We read Kamali’s poignant novel together in the MMD Book Club in 2019, and it remains one of our group’s favorites to this day, meaning I’m not the only one who appreciates an emotionally resonant novel. In 1953 Tehran, a young man failed to meet his betrothed in a Tehran square. Sixty years later and half a world away, the woman, now grown old, is about to discover why. This sweeping love story spans 60 years and two continents, taking the reader between contemporary New England and 1953 Tehran, thoroughly immersing the reader in the volatile political climate of 1950s Iran. More info →

I love sibling stories and meaty family sagas, as well as stories told with a reflective, wistful tone. This one delivers on all counts. Cyril Conroy means to surprise his wife with the Dutch House, a grand old mansion outside of Philadelphia. But a symbol of wealth and success for some is a symbol of greed and excess to others—including, crucially, Cyril’s wife—and the family falls apart over the purchase. In alternating timelines, we get the whole story, over five decades, from Cyril’s son Danny. The ending is perfection. More info →

This novel follows aspiring writer Casey Peabody, who is mourning the sudden death of her mother, plus a messy break-up, in 1997 Massachusetts. Lost without direction, 31-year-old Casey waits tables to make ends meet while she works on her novel in a cramped and dingy rented room.

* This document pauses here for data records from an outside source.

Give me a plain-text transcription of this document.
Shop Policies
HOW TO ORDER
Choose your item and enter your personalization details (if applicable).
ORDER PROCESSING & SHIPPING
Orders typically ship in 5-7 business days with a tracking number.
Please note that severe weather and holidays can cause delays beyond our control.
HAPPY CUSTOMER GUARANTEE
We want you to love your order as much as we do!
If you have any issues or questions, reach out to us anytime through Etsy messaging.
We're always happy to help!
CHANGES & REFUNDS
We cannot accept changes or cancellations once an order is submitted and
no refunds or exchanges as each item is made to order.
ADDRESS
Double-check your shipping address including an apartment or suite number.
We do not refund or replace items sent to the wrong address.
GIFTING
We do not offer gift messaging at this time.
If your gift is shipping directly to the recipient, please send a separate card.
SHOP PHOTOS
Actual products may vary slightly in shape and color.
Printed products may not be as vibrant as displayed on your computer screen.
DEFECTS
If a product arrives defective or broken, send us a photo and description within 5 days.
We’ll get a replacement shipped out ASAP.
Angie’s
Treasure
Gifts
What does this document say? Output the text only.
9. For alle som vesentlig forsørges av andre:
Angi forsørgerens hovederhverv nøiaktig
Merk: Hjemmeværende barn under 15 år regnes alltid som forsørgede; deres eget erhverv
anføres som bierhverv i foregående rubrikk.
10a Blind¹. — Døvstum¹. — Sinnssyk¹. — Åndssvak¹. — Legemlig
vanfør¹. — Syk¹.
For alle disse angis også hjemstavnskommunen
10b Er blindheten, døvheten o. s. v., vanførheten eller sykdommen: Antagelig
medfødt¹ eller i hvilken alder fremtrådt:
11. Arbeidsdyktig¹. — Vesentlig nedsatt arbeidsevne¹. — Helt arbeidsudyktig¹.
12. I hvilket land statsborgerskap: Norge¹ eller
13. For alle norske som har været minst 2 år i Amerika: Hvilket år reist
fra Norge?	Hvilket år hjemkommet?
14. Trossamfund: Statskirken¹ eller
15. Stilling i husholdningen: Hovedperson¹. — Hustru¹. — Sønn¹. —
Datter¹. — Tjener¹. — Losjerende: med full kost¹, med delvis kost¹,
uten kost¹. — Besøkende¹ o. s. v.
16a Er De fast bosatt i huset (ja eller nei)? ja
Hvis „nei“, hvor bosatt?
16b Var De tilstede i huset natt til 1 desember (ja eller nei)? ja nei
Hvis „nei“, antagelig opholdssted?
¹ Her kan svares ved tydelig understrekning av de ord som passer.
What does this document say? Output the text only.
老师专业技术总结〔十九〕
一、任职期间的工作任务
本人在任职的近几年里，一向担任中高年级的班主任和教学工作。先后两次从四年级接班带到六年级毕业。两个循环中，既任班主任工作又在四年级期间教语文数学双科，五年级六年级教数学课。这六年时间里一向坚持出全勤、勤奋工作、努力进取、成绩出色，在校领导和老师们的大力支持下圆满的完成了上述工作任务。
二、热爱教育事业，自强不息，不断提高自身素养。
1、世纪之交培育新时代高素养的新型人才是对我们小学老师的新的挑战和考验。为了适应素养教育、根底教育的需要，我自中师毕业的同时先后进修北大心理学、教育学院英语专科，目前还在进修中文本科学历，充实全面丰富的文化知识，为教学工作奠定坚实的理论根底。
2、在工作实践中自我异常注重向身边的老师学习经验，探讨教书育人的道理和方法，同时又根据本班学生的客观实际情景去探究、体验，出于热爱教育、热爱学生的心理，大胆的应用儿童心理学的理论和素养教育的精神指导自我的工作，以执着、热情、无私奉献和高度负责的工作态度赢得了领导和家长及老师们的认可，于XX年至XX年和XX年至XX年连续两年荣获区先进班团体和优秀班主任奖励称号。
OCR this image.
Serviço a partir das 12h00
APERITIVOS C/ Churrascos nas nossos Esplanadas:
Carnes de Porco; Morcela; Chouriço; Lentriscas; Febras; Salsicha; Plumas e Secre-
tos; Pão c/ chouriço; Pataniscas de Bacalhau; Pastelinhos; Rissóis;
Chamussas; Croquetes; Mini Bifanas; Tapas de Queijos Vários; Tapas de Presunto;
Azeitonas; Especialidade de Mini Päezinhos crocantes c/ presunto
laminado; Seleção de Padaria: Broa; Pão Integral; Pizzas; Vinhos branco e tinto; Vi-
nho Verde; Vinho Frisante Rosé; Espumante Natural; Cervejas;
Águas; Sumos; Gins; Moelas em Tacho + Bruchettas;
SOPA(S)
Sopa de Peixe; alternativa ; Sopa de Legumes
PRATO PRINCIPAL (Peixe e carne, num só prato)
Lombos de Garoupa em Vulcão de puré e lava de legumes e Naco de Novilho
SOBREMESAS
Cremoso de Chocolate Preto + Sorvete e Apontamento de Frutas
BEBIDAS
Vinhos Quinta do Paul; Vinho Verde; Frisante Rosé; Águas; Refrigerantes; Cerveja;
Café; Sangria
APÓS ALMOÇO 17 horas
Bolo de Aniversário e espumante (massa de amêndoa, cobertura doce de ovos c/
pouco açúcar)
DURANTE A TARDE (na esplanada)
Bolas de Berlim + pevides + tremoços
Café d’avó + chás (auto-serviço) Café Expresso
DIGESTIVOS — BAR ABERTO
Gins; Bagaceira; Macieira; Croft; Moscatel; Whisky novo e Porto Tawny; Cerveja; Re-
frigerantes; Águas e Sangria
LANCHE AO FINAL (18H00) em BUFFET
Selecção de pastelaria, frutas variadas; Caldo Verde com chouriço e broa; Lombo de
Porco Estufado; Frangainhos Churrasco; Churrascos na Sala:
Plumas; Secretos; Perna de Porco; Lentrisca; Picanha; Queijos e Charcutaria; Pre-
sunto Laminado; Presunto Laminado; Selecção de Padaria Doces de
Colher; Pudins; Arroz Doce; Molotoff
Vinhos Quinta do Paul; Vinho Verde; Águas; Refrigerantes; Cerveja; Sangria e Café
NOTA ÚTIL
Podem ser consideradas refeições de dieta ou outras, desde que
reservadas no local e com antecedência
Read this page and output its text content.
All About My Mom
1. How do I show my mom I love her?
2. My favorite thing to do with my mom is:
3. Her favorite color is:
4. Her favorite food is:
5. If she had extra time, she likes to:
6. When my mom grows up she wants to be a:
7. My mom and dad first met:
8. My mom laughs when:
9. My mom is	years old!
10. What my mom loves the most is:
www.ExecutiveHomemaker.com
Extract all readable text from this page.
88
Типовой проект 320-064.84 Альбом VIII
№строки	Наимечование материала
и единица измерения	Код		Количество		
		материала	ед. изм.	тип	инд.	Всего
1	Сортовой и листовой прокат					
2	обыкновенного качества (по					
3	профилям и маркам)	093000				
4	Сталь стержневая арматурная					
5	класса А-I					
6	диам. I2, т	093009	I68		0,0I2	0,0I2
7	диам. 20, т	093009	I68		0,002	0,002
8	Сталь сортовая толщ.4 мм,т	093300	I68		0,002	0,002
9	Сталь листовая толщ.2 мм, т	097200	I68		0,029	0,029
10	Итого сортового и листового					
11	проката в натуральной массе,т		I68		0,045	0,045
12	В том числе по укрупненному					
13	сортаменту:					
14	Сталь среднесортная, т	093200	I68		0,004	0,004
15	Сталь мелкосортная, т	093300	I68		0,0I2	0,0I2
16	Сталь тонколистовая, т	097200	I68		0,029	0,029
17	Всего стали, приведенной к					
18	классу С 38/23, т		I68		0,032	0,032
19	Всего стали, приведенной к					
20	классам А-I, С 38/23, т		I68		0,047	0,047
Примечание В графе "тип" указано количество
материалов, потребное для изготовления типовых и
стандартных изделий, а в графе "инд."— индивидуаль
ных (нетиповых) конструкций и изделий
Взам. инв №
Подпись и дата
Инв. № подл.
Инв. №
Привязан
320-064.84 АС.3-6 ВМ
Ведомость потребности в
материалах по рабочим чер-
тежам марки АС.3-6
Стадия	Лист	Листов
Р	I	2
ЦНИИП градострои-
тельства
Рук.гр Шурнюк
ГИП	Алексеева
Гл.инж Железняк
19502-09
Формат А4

While her friends have given up on their artistic ambitions in favor of stability and the next phase of life, Casey still harbors creative dreams and firmly grasps her youth. When she finds herself in the middle of a love triangle, it becomes all the more difficult to balance her art with “real life,” and she just might reach her breaking point. I absolutely adored the exuberant ending. More info →

When her husband is confined to a Nova Scotia hospital after a terrible fishing accident, a mother not much older than me is left to parent her teenage boys—”the wolves”—alone. But things have been hard for a while now: in this insular Maine fishing community, the fish aren’t biting like they once did. Money is perpetually tight. Not long before, the family was dealt a terrible blow, and one son is still wracked by grief. And even absent an immediate crisis, parenting teenage boys is grueling. I did not want to put this down, although I paused many times along the way to text my fellow parents of teenage boys. I loved the bracing portrayal of a family on the brink, the gripping tone that says with every line I’m not sure how I’ll get through this. My whole heart was wrapped up in this short family story. More info →

I’m an O’Farrell completist, and this, her 2000 debut, may be my favorite of her older works. Told from multiple points of view, in multiple timelines, it took me a few chapters to find my footing, but once I did I blew through this compelling mix of love story, mystery, and compelling family saga. You should know that terrible, seemingly random tragedies beset characters in O’Farrell’s novels, yet in her plots these surprising turns don’t feel cheap, but all too true to our own real life experiences. (As one character muses, “Why isn’t life better designed so it warns you when terrible things are about to happen?”) More info →

Stringfellow’s grandfather was a World War II veteran who served as the first Black homicide detective in Memphis—before being lynched by his own all-white police squad. Her grandmother was among the first Black nurses in Memphis. This dual legacy of excellence and injustice permeates the novel as it traces a legacy of violence and matriarchal strength through three generations of Black women living in this historic city from 1937 to 2003, unflinchingly portraying both its strong communities and grim history of racism and violence. Readers should know this novel depicts horrifying events, yet it also lovingly and fiercely conveys the resilience, grit, love, and even joy of these women and their community. More info →
What is your experience with emotionally resonant fiction? Is this a category that speaks to you? What novels have evoked that feeling of the flash for you?